Dive Brief:
- The just-announced Environmental Protection Agency emissions regulations will buoy U.S. nuclear facilities struggling to stay competitive against low cost natural gas and renewables, according to EPA head Gina McCarthy.
- The proposed emissions regulations are aimed at cutting U.S. CO2 emissions 30% below 2005 levels by 2030 but leave it to each state to choose among any or all of four means to get emissions reductions, (1) closing coal plants, (2) building new gas plants, (3) building nuclear and renewables, and/or (4) adding demand-side efficiency.

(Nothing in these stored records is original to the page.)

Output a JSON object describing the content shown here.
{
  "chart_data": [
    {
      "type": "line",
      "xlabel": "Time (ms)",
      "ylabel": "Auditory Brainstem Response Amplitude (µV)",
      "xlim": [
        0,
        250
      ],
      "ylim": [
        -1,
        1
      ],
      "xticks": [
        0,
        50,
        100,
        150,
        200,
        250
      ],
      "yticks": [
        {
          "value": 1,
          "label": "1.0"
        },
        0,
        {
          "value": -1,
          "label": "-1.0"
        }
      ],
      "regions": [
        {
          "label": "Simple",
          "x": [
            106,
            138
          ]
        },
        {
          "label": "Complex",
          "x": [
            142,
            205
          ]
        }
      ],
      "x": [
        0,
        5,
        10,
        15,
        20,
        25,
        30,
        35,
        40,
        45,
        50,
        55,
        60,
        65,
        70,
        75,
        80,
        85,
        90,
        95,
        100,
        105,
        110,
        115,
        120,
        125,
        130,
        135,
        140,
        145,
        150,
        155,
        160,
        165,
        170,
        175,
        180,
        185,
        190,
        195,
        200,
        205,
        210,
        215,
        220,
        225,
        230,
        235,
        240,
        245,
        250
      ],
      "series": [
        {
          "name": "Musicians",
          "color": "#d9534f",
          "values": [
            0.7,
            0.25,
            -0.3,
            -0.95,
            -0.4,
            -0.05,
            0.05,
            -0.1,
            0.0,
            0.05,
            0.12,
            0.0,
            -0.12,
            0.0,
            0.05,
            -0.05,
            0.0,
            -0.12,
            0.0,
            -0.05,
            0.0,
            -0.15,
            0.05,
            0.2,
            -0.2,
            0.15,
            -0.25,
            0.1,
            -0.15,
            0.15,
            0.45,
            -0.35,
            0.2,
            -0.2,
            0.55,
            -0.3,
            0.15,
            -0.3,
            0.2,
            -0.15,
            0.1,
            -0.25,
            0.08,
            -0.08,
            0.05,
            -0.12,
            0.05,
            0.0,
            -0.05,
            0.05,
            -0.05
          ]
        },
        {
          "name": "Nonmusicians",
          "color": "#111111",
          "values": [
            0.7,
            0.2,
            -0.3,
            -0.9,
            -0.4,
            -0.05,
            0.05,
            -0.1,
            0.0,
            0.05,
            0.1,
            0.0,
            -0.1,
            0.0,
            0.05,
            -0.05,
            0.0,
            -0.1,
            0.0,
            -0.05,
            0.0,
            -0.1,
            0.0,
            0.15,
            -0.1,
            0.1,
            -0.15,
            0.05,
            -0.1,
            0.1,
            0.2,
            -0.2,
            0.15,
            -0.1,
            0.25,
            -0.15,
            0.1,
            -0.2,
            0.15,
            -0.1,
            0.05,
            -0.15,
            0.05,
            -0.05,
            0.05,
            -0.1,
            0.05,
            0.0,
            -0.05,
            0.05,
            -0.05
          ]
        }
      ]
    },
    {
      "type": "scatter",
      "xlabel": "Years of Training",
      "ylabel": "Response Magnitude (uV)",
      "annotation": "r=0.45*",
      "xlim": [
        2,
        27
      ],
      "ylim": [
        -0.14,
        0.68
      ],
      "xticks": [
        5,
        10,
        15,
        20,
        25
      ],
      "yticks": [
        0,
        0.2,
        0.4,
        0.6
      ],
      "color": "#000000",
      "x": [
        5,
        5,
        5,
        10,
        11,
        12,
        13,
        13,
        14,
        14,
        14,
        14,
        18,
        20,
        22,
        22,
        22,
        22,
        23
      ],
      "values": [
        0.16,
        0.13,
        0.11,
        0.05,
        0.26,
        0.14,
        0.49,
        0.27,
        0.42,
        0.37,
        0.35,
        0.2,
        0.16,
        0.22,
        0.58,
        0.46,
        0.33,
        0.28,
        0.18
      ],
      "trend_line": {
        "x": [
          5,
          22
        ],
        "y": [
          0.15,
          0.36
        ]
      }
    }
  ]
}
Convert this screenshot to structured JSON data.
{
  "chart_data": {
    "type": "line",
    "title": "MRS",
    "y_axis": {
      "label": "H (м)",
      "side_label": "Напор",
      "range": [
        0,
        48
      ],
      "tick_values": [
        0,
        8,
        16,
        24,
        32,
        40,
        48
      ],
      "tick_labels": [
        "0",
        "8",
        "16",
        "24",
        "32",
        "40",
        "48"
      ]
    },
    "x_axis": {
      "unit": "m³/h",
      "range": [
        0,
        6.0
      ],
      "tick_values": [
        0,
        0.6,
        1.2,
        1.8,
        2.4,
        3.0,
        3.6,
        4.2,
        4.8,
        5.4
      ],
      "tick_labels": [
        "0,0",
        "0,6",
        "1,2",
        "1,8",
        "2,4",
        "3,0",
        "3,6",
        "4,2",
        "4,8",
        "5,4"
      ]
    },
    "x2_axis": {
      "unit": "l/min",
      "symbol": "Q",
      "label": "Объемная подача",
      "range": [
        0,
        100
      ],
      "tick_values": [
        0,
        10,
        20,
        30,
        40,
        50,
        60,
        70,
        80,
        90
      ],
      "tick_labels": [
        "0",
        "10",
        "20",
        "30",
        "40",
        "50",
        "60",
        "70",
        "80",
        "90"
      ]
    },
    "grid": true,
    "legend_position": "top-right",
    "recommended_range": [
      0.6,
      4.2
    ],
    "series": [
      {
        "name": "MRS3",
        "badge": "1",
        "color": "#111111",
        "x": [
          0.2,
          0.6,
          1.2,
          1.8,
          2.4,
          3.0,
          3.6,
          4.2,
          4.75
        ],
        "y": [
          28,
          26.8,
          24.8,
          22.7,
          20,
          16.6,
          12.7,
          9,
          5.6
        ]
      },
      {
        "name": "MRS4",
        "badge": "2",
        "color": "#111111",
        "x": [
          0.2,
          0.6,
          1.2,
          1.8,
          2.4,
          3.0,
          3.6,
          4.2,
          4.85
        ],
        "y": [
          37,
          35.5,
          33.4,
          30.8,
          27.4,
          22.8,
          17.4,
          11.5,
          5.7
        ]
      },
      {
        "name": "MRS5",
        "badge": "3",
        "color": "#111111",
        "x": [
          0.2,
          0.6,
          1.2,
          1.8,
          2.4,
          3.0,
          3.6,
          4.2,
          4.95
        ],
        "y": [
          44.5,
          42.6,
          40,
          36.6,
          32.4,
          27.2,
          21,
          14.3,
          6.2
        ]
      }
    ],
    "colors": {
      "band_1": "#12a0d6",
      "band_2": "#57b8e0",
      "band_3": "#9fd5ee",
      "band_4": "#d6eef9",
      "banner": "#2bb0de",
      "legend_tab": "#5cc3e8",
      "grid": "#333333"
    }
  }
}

- McCarthy’s remarks at a public briefing on the emissions regulations in Chicago were interpreted as nuclear power advocacy and received favorably in the home state of Exelon, one of the biggest U.S. nuclear facility owners.
Dive Insight:
Competition with natural gas and wind has been so difficult for Exelon in Illinois that it asked the federal government for relief. Exelon’s competitive disadvantage also caused it to oppose the extension of wind’s vital production tax credit which, Exelon argues, leads to negative pricing in electricity markets, a charge which wind industry advocates vigorously dispute.
Some argue that President Obama’s ties to Illinois incline him to be sympathetic to Exelon and to nuclear power. McCarthy’s remarks placed her in opposition to Germany’s aggressive anti-nuclear power commitment made in the wake of the meltdown at Japan’s Fukushima nuclear facility that followed the March 2011 earthquake and tsunami.